Костюков огляделся. Непонятно, куда, собственно, они пришли: наблюдаемая картина мало чем отличалась от всех предыдущих в этом помещении, ничего видно не было, кроме наскучившего уже Петра Иваныча, и как это и по каким ориентирам Петр Иваныч определил, что до места добрался, оставалось загадкой.
Впрочем, для непосвященного человека и бухгалтерский баланс - загадка, но бухгалтер говорит, что баланс свел, и, несмотря на то, что мы наблюдаем только пляшущие цифры, искомый результат от этого не страдает, а даже как бы выигрывает. И на приеме у доктора: стоит ему определить заболевание, как на душе становится как-то легче, хотя само заболевание может оказаться вовсе и не легким, но устами врача как бы сама наука обращается к нам, и мы верим, что теперь появилась надежда, и жизнь станет лучше, особенно если лечение будет назначено правильно. В обстановке неопределенности всякий из нас готов поверить не поймешь чему, лишь бы ситуация стала сколько-нибудь определеннее, хотя, разобравшись хорошенько, приходишь к выводу, что никакие определения на ситуацию не влияют, а скорее ситуация оказывает самое непосредственное влияние и на определения, и на нас с Вами.
- Проходите, присаживайтесь! - Петр Иваныч указал на удобное кресло в просторном кабинете, неизвестно как тут появившееся, - чаю или кофе?
- Благодарю, воздержусь. Хотелось бы все-таки поинтересоваться, зачем мы здесь, и где мы вообще? - Костяков грузно приспособил тело в кресле.
- Всё, всё я Вам объясню, все сомнения развею! - мужчина рылся в ящике стола, ища что-то, и, в конце концов, извлек папку и выложил ее на добротный дубовый стол перед Игорем Романовичем, - Вот, например, Ваше дело.
На папке действительно было написано "Дело N" и ничего более, ничего указывающего на то, что это за дело и к кому оно имеет отношение.
- Какое еще дело?
- Как же?! - искренне удивился Петр Иваныч, - Ваше дело, дело всей Вашей жизни, можно сказать! То, ради чего Вы, собственно и родились на свет. Ваша, простите за пафос, миссия!

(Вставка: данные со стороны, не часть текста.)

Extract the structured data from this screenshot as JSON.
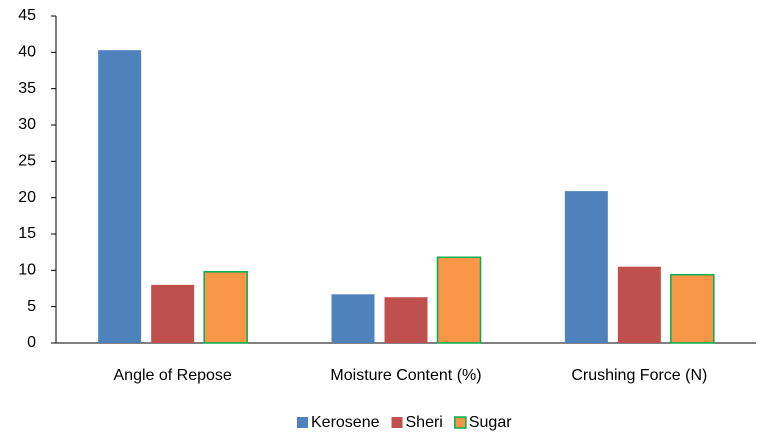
{
  "chart_data": {
    "type": "bar",
    "categories": [
      "Angle of Repose",
      "Moisture Content (%)",
      "Crushing Force (N)"
    ],
    "series": [
      {
        "name": "Kerosene",
        "color": "#4f81bd",
        "values": [
          40.3,
          6.7,
          20.9
        ]
      },
      {
        "name": "Sheri",
        "color": "#c0504d",
        "values": [
          8.0,
          6.3,
          10.5
        ]
      },
      {
        "name": "Sugar",
        "color": "#f79646",
        "edgecolor": "#00b050",
        "values": [
          9.8,
          11.8,
          9.4
        ]
      }
    ],
    "ylim": [
      0,
      45
    ],
    "yticks": [
      0,
      5,
      10,
      15,
      20,
      25,
      30,
      35,
      40,
      45
    ],
    "grid": false,
    "legend": "bottom"
  }
}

Костюков неуверенно развернул папку. Она была пуста.
- Да Вы издеваетесь надо мной что ли? Это шутка такая? - Тащить за тридевять земель в затхлый подвал, чтобы я поглядел на кусок картона? Где тут у Вас выход?
- А выхода нет. Есть только вход, и кто вошел, тот уж нипочем обратно не выйдет, уж будьте уверены! И уйти просто так Вы не можете. Да и куда идти? Повсюду - одно и то же. Кричите! Зовите на помощь! Звоните в милицию, друзьям, спасателям! Эй! Кто-нибудь! Помогите! - вдруг закричал Петр Иваныч, картинно приставляя ко рту воображаемый рупор из сложенных ладоней, - Э-ге-гей!
Но даже эхо не ответило на призыв, не то что человек. Да и какой человек по своей воле заберется сюда? Кто и как найдет это странное и, очевидно, забытое всеми место?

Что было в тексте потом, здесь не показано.